This time last year I heard about an intriguing idea from the Strike Debt action group, a spin-off from the Occupy Movement. The group was investigating the way that debts in default are sold off cheaply to debt collection agencies. If debt is for sale, couldn’t the campaign buy it too? And then instead of hounding the debtors for it, just write it off?
The bold and provocative Rolling Jubilee launched last November with a big fundraising event, and since it’s one of the most creative examples of practical activism I’ve seen in a long time, I wanted to mention what has happened since.
In the past year, the team has bought three tranches of anonymized debt. The first was a pilot, buying $100,000 worth of medical debts, at a cost of $5,000. They had no idea whose debts they were buying until they took delivery of the data. Forty-four people in New York State were then sent a gift-wrapped letter telling them that the debts were gone:
You no longer owe the balance of this debt. It is gone, a gift with no strings attached. You are no longer under any obligation to settle this account with the original creditor, the bill collector, or anyone else.
After that initial success, the campaign then bought a second bundle of a million dollars and cancelled that too.

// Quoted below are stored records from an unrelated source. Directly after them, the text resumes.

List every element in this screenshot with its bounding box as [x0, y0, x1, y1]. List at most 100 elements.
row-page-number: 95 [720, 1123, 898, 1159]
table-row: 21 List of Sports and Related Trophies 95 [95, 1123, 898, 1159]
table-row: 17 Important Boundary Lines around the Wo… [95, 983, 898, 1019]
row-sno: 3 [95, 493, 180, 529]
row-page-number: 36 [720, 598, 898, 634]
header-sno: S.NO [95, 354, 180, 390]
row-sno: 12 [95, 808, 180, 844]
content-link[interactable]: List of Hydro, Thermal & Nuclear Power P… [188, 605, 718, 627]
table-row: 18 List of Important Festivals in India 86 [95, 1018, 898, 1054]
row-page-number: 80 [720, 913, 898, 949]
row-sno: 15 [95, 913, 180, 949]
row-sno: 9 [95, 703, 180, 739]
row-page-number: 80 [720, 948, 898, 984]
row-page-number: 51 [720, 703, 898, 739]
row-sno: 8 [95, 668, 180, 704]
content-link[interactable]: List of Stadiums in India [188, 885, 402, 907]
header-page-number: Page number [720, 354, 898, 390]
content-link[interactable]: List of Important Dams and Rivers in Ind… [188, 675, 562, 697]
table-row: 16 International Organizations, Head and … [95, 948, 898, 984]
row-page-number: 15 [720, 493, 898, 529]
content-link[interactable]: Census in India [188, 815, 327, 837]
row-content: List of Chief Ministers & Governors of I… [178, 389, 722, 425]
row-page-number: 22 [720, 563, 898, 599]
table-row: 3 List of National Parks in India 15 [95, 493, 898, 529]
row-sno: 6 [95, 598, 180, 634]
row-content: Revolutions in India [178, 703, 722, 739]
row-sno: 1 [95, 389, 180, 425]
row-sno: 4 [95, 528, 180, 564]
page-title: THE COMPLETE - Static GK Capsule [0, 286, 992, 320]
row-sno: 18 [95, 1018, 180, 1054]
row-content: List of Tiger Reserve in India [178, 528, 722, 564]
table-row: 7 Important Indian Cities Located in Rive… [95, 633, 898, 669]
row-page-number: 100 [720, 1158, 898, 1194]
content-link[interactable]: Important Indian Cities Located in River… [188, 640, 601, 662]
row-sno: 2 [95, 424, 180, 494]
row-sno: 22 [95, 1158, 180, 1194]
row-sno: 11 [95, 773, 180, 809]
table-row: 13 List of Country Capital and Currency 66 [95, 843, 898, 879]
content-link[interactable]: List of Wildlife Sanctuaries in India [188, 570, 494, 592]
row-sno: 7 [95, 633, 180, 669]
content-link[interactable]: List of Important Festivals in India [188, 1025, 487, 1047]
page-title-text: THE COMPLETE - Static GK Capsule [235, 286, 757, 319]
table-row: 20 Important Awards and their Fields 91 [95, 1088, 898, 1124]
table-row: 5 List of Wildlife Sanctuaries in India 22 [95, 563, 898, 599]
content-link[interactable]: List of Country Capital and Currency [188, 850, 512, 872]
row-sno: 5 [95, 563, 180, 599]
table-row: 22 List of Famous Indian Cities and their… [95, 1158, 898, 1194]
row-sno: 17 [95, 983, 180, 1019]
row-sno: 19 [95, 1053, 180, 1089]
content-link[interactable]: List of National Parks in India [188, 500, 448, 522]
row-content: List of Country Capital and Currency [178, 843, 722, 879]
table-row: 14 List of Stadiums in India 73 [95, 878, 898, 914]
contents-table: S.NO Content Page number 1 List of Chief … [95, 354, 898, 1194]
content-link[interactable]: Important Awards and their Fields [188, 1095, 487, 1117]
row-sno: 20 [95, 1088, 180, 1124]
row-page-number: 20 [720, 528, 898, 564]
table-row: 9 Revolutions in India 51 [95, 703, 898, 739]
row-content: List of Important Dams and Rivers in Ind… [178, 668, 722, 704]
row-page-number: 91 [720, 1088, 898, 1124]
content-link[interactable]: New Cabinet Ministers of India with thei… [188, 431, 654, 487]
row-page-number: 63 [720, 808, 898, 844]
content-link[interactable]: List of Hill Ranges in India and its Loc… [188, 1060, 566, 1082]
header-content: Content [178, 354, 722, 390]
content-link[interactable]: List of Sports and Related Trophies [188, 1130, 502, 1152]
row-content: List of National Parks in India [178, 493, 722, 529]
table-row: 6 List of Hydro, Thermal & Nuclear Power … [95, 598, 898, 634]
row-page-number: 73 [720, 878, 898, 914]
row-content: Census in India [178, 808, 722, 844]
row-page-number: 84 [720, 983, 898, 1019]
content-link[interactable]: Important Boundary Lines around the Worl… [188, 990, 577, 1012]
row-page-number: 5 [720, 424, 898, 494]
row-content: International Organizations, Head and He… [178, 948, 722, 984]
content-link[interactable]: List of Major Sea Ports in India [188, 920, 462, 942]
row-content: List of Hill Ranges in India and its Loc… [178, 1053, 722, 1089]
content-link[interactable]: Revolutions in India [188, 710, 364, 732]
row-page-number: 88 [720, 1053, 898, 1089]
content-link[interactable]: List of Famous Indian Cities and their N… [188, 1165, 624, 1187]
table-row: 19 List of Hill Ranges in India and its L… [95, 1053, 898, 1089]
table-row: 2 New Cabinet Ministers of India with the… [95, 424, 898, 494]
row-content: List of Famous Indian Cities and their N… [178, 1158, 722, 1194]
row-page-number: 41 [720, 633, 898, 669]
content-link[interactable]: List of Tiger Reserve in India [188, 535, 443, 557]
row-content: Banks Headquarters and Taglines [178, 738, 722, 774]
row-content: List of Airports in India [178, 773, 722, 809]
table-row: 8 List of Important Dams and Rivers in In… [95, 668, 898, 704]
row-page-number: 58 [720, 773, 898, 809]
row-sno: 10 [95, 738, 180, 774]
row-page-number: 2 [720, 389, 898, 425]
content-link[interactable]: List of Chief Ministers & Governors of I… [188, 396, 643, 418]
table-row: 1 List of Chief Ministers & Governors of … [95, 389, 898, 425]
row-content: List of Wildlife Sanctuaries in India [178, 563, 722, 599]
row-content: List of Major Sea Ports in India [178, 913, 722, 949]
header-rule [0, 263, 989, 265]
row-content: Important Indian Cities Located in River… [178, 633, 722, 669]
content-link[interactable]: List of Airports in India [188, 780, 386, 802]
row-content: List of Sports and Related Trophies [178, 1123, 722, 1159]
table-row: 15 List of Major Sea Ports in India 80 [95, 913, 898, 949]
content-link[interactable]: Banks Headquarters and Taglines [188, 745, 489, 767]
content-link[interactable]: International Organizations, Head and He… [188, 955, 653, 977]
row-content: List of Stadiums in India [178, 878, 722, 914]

If, at this point, you find yourself tutting about the ‘moral hazard’ of writing to strangers and abolishing their debts, understand that this is medical debt. This second tranche was Accident and Emergency debt from Indiana and Kentucky – people who had accidents and needed emergency treatment, and then were landed with a bill for that care that they could not afford to pay. “We don’t believe that people should be forced to suffer twice” say Strike Debt, “first from illness and then from medical debt.”

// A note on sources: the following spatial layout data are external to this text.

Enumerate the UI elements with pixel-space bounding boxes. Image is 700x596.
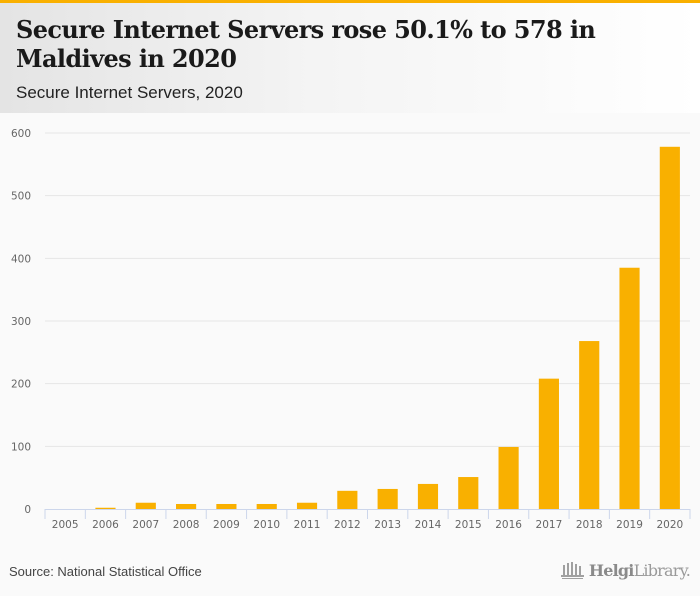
header: Secure Internet Servers rose 50.1% to 57… — [0, 3, 700, 113]
x-tick-label: 2010 — [253, 519, 280, 531]
source-note: Source: National Statistical Office — [9, 564, 202, 579]
bar-2013[interactable] — [377, 488, 398, 509]
x-tick-label: 2006 — [92, 519, 119, 531]
logo-text-bold: Helgi — [588, 560, 634, 580]
x-tick-label: 2012 — [334, 519, 361, 531]
x-tick-label: 2011 — [294, 519, 321, 531]
y-axis-ticks: 0 100 200 300 400 500 600 — [11, 128, 31, 516]
bar-2009[interactable] — [216, 503, 237, 509]
bar-2006[interactable] — [95, 507, 116, 509]
x-tick-label: 2017 — [536, 519, 563, 531]
x-tick-label: 2015 — [455, 519, 482, 531]
x-axis: 2005 2006 2007 2008 2009 2010 2011 2012 2013 2014… — [44, 509, 691, 531]
x-tick-label: 2008 — [173, 519, 200, 531]
bar-chart: 0 100 200 300 400 500 600 2005 2006 2007 2008 2009… — [11, 128, 691, 531]
x-tick-label: 2013 — [374, 519, 401, 531]
chart-subtitle: Secure Internet Servers, 2020 — [16, 83, 243, 102]
y-tick-label: 400 — [11, 253, 31, 265]
bar-2015[interactable] — [458, 477, 479, 509]
bar-2007[interactable] — [135, 502, 156, 509]
bar-2014[interactable] — [417, 483, 439, 509]
x-tick-label: 2016 — [495, 519, 522, 531]
x-tick-label: 2009 — [213, 519, 240, 531]
x-tick-label: 2007 — [132, 519, 159, 531]
accent-bar — [0, 0, 700, 3]
y-tick-label: 600 — [11, 128, 31, 140]
y-tick-label: 200 — [11, 379, 31, 391]
bar-2012[interactable] — [337, 490, 358, 509]
y-tick-label: 0 — [24, 504, 31, 516]
y-tick-label: 500 — [11, 191, 31, 203]
y-tick-label: 100 — [11, 441, 31, 453]
bar-2019[interactable] — [619, 267, 640, 509]
logo-text-light: Library. — [633, 560, 691, 580]
logo-text: HelgiLibrary. — [588, 560, 691, 580]
bar-2010[interactable] — [256, 503, 277, 509]
bar-2020[interactable] — [659, 146, 680, 509]
bar-2011[interactable] — [296, 502, 318, 509]
library-building-icon — [560, 562, 584, 579]
helgi-library-logo[interactable]: HelgiLibrary. — [560, 560, 691, 580]
x-tick-label: 2018 — [576, 519, 603, 531]
bar-2018[interactable] — [579, 341, 600, 509]
bars — [95, 146, 680, 509]
x-tick-label: 2019 — [616, 519, 643, 531]
bar-2008[interactable] — [176, 503, 197, 509]
x-tick-label: 2020 — [656, 519, 683, 531]
x-tick-label: 2014 — [415, 519, 442, 531]
bar-2017[interactable] — [538, 378, 559, 509]
chart-title: Secure Internet Servers rose 50.1% to 57… — [16, 15, 596, 73]
y-tick-label: 300 — [11, 316, 31, 328]
bar-2016[interactable] — [498, 446, 519, 509]
x-tick-label: 2005 — [52, 519, 79, 531]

Most countries of the developed world don’t do this to their citizens, so this is a distinctly American problem. And it’s a big one. 62% of bankruptcies have medical debt as a ‘contributing factor’.
From what I gather, the originators of the Rolling Jubilee had conceived the idea as an awareness raising measure as much as anything. The fundraising response was bigger than they expected though, and this month they announced their third debt buy: a grand $13.5 million, across 45 states. Among the debtors were individuals owing over $100,o0o, and others with debts as small as $50. So far, the campaign has found that they can buy debt at five cents on the dollar – that fundraising money buys 20 times its value in debt.

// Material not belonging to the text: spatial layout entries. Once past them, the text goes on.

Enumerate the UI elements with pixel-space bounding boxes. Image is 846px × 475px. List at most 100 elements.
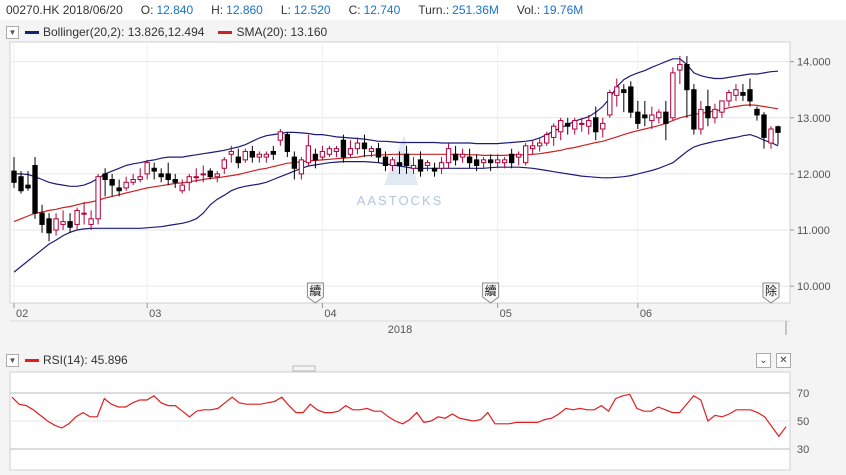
candle <box>572 117 578 135</box>
rsi-tick-label: 50 <box>797 416 809 428</box>
candle <box>165 162 171 186</box>
candle <box>123 176 129 191</box>
candle-body <box>221 159 227 169</box>
candle <box>158 168 164 183</box>
candle-body <box>312 153 319 161</box>
sma-line <box>13 104 779 223</box>
candle-body <box>530 145 536 150</box>
candle-body <box>522 145 529 164</box>
candle-body <box>544 134 550 144</box>
candle-body <box>193 176 199 179</box>
candle-body <box>677 63 683 71</box>
candle-body <box>649 114 655 122</box>
candle-body <box>600 122 606 130</box>
candle <box>179 179 185 194</box>
candle-body <box>340 139 347 158</box>
candle <box>558 117 564 141</box>
candle <box>754 106 760 121</box>
candle-body <box>200 173 206 176</box>
rsi-indicator-dropdown[interactable]: ▼ <box>6 353 19 367</box>
event-marker: 續 <box>482 282 500 304</box>
panel-resize-handle <box>292 365 316 372</box>
event-marker-shape <box>762 282 780 304</box>
rsi-close-button[interactable]: ✕ <box>776 353 791 368</box>
candle <box>656 109 662 124</box>
event-marker-label: 續 <box>309 283 321 298</box>
candle <box>354 137 361 155</box>
candle <box>25 171 31 191</box>
chevron-down-icon: ⌄ <box>759 355 768 366</box>
main-indicator-dropdown[interactable]: ▼ <box>6 25 19 39</box>
sma-legend: SMA(20): 13.160 <box>218 25 327 39</box>
candle <box>109 173 115 197</box>
candle <box>761 112 767 149</box>
candle-body <box>684 63 690 91</box>
candle <box>39 204 45 233</box>
candle <box>102 168 108 197</box>
y-tick-label: 11.000 <box>797 225 830 237</box>
candle <box>144 159 150 180</box>
candle-body <box>642 114 648 119</box>
candle-body <box>747 89 753 102</box>
candle-body <box>396 162 403 166</box>
candle-body <box>656 111 662 119</box>
symbol-date: 00270.HK 2018/06/20 <box>6 3 123 17</box>
quote-bar: 00270.HK 2018/06/20 O: 12.840 H: 12.860 … <box>0 0 846 20</box>
rsi-collapse-button[interactable]: ⌄ <box>756 353 771 368</box>
candle <box>747 78 753 107</box>
candle-body <box>53 218 59 231</box>
candle <box>635 100 641 129</box>
candle <box>663 100 669 141</box>
candle <box>389 157 396 172</box>
candle <box>642 100 648 127</box>
candle <box>593 106 599 141</box>
candle <box>284 131 291 158</box>
candle-body <box>579 122 585 125</box>
event-marker: 續 <box>306 282 324 304</box>
candle-body <box>326 148 333 155</box>
candle <box>417 151 424 177</box>
watermark-logo <box>384 135 418 185</box>
bollinger-legend: Bollinger(20,2): 13.826,12.494 <box>25 25 204 39</box>
candle-body <box>256 153 262 158</box>
candle <box>515 151 522 166</box>
candle <box>298 157 305 180</box>
chevron-down-icon: ▼ <box>8 27 17 37</box>
rsi-legend: RSI(14): 45.896 <box>25 353 128 367</box>
candle <box>740 84 746 101</box>
candle-body <box>102 173 108 181</box>
candle-body <box>263 153 270 158</box>
candle-body <box>508 153 515 164</box>
open-label: O: <box>140 3 154 17</box>
candle <box>319 145 326 160</box>
candle-body <box>417 159 424 172</box>
candle <box>326 145 333 158</box>
candle <box>46 213 52 242</box>
candle-body <box>410 164 417 169</box>
rsi-label: RSI(14): 45.896 <box>43 353 128 367</box>
rsi-tick-label: 70 <box>797 388 809 400</box>
candle <box>445 143 452 169</box>
turnover-label: Turn.: <box>418 3 450 17</box>
candle <box>410 157 417 174</box>
candle-body <box>614 86 620 96</box>
candle-body <box>740 92 746 96</box>
candle-body <box>733 89 739 96</box>
candle <box>312 148 319 169</box>
candle <box>684 56 690 118</box>
candle-body <box>670 72 676 119</box>
x-year-label: 2018 <box>388 324 412 336</box>
sma-swatch <box>218 30 233 34</box>
candle <box>207 168 213 180</box>
candle <box>579 117 585 132</box>
candle <box>60 210 66 231</box>
close-value: 12.740 <box>363 3 401 17</box>
rsi-line <box>11 393 787 438</box>
candle-body <box>305 145 312 164</box>
candle-body <box>67 221 73 228</box>
y-tick-label: 12.000 <box>797 169 831 181</box>
bollinger-upper-line <box>14 58 779 187</box>
candle <box>649 106 655 129</box>
candle-body <box>25 184 31 189</box>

And that begs a vital question: if the companies who are originally owed the money are willing to write off 95% of the debt when they flog it to the collection agencies, why isn’t debt forgiveness much more common? The companies have shown themselves willing to give up 95%, so why not the extra 5%? Or if that 5% is somehow important, can’t the debtors buy it and settle up themselves? Instead, one in seven Americans in being pursued by a debt collection agency.
“We have shown that lenders are perfectly willing to write your debts off” say Strike Debt, “they’re just not willing to write them off to you.” There’s something very wrong with the system that creates and perpetuates these unjust debts, and a major imbalance of power between debtors and creditors. Shining a spotlight on this may be Rolling Jubilee’s most significant contribution.
They’re not done yet though. This week the campaigners have been celebrating their success in proving the concept of debt abolition, but they know that this current model isn’t a solution in itself. The $14 million written off so far is meaningless in the grand scheme of things, so the next project will be aimed at finding more long term solutions around debtor empowerment and collective bargaining. I will watch this space.